The South American tropical genus Dinoponera includes some of the largest worker ants on our planet. In fact, one species is up to 4 cm (1.6 inches) or more in length! They also have huge biting mandibles and a painful sting. They belong to the subfamily Ponerinae, along with trapjaw ants (Odontomachus), sickle-jaw ant (Leptogenys), and panther ant (Pachycondyla). I also found a member of this fascinating subfamily (Hypoponera) at my home in Twin Oaks Valley. See following link to a few of the species in this subfamily on Wayne's Word.

  See Subfamily Ponerinae On Wayne's Ant Index Page  

Wayne's Trivia Note #742 (16 June 2021)

Many years ago I transplanted a male fig from roadside in Vista to my home & later to Palomar Botanical Garden. I am sticking with the name Ficus pseudocarica, although some botanists say it is just another F. carica. It is a phenomenal producer of pollen & pollinator wasps in one of nature's most remarkable relationships between a tree & an insect. Fig growers on Internet have asked me for cuttings!
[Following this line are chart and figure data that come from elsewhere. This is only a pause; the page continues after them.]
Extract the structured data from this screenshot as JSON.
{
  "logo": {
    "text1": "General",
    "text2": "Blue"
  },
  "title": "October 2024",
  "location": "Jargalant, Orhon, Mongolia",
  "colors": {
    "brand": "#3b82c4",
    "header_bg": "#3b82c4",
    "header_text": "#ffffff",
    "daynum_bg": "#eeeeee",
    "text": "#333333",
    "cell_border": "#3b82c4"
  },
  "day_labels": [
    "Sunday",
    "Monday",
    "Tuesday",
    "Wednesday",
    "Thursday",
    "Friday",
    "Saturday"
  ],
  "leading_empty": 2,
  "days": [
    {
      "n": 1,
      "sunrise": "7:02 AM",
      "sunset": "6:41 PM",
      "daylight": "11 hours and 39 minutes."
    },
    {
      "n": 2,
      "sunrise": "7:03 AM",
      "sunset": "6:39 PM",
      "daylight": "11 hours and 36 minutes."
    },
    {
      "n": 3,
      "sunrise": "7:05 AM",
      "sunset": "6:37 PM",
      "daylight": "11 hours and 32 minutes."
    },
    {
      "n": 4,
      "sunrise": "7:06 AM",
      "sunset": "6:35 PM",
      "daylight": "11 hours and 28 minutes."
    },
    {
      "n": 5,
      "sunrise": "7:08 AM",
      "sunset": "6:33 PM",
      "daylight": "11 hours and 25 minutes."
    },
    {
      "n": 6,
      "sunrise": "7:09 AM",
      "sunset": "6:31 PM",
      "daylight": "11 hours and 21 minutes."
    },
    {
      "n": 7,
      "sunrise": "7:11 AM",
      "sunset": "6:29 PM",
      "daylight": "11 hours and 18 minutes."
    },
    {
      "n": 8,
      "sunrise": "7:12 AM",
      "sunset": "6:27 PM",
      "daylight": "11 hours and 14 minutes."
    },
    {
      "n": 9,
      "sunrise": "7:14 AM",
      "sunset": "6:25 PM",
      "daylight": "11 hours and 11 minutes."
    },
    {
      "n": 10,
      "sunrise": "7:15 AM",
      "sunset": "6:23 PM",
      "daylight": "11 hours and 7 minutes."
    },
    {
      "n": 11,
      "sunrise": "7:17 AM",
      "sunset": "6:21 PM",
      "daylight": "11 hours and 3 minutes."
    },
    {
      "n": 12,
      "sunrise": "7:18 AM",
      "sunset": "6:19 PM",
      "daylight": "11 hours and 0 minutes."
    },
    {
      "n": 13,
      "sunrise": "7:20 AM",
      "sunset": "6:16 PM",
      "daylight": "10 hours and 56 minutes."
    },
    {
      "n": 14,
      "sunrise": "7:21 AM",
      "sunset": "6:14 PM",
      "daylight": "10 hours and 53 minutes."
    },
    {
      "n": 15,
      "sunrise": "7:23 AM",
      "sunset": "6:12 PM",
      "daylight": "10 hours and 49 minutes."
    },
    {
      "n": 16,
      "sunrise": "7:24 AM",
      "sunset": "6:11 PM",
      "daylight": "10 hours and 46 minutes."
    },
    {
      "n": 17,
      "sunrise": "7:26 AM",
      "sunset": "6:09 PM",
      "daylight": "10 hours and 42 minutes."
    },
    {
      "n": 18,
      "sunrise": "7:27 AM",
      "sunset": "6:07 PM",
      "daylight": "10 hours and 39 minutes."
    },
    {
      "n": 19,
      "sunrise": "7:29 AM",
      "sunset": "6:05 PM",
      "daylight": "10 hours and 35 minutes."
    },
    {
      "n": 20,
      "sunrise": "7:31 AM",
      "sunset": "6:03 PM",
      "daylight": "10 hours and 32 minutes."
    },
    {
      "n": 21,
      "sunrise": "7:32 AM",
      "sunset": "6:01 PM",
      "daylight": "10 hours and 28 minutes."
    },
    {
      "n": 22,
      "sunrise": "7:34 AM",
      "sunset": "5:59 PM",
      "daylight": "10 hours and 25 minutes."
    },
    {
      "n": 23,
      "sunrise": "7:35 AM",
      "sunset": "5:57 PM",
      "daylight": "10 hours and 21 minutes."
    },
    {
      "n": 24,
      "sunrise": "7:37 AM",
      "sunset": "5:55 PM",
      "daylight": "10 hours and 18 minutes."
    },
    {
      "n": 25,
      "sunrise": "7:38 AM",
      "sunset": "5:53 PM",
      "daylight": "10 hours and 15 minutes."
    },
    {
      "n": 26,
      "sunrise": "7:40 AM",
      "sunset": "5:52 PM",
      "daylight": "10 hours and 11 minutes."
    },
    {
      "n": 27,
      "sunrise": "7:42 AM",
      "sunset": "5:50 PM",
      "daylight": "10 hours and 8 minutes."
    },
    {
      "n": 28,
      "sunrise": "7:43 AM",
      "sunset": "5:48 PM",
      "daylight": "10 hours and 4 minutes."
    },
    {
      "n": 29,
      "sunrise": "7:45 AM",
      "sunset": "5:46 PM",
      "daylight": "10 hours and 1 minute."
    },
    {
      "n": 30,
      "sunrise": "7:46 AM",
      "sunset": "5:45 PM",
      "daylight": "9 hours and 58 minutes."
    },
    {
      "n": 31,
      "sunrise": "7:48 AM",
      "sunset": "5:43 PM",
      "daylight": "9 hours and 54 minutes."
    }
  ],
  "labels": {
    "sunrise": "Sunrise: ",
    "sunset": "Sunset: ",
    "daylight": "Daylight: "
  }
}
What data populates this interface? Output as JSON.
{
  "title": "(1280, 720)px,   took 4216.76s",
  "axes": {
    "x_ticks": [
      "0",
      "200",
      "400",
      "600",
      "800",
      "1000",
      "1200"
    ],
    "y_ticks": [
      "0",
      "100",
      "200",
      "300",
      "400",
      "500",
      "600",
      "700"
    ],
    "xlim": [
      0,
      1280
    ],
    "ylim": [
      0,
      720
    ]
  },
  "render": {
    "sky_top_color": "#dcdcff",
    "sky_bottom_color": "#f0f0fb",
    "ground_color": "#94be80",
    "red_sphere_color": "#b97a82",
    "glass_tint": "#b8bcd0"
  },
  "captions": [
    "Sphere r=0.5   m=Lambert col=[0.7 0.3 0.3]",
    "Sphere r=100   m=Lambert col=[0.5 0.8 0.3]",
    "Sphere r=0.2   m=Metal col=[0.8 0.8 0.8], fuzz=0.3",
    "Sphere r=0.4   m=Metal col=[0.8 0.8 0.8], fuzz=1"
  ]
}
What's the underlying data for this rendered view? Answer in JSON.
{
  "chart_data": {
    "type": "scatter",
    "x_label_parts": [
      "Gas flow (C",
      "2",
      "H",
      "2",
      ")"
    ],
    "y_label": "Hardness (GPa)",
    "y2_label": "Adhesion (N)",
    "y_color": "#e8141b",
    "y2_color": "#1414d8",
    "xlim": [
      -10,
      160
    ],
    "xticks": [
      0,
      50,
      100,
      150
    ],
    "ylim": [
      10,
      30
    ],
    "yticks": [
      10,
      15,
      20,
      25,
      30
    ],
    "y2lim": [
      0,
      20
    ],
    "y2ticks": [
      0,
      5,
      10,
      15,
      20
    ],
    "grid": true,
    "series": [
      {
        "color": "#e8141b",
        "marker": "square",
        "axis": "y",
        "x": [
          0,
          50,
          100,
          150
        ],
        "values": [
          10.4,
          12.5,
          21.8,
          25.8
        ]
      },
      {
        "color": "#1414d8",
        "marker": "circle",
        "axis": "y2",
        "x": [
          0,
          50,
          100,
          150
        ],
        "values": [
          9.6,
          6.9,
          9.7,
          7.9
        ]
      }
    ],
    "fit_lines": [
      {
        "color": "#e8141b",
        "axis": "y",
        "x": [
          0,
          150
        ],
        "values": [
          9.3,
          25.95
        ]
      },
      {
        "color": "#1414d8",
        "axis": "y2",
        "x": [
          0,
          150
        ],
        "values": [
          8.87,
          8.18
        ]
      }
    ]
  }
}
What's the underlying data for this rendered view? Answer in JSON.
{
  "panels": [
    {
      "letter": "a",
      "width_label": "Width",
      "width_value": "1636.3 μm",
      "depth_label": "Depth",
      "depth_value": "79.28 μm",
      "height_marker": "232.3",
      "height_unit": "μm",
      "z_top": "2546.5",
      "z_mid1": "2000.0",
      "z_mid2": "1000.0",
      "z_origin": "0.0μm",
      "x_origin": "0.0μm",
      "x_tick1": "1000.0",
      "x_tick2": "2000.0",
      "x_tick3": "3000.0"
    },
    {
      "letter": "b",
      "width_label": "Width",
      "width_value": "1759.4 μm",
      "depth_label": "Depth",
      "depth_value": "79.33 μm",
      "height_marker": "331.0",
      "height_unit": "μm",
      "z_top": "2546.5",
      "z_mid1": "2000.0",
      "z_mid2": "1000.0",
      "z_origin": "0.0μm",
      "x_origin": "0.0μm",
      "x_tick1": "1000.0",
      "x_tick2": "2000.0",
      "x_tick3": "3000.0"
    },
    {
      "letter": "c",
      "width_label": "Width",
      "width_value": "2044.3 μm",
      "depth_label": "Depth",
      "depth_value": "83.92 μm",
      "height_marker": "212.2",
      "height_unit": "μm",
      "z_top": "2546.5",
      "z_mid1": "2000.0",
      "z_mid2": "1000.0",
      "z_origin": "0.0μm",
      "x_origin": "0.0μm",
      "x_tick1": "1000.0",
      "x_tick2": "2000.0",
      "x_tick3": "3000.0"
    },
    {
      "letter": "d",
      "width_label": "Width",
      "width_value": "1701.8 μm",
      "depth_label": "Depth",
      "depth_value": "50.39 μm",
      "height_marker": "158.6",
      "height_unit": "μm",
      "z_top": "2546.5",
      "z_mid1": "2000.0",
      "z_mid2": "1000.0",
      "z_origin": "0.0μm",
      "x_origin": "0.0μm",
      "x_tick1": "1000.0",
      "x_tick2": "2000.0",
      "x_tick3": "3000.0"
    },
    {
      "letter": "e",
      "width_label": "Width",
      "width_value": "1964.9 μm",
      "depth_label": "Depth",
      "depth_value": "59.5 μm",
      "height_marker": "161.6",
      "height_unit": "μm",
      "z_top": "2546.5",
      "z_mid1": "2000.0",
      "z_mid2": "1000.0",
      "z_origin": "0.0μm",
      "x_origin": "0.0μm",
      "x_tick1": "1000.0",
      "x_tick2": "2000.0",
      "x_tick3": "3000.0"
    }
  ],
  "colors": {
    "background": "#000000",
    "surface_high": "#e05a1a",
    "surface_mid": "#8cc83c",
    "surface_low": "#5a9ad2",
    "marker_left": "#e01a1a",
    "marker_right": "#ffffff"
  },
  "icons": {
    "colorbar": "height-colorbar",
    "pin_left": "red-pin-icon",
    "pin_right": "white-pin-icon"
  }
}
  The Ficus Pseudocarica - F. Palmata Controversy  

Wayne's Trivia Note #743 (26 June 2021)

I just uploaded my tentative Wayne's Word 2022 Calendar from Vista Print! I realize that Christmas is 6 months away; however, I believe in getting things done early! I am using 20,000 ft. Mt. Denali for December 2022. This mountain is often shrouded by clouds, but on this day enough light came through for a nice picture enhanced with a polarizing filter. Click on preview of all 12 months.

  Preview Of Wayne's Word Calendar For 2022  

Wayne's Trivia Note #744 (27 June 2021)

I just witnessed a massacre in Walnut Grove Park near my home in Twin Oaks Valley: Tiny orange desert ants (Forelius pruinosus) killed thousands of native fire ants (Solenopsis xyloni). Even the larger fire ant major workers were killed in this unprecedented attack. This gory site inspired me to upload my latest Wayne's Word article: The Worst Enemy Of Ants Are Other Ants!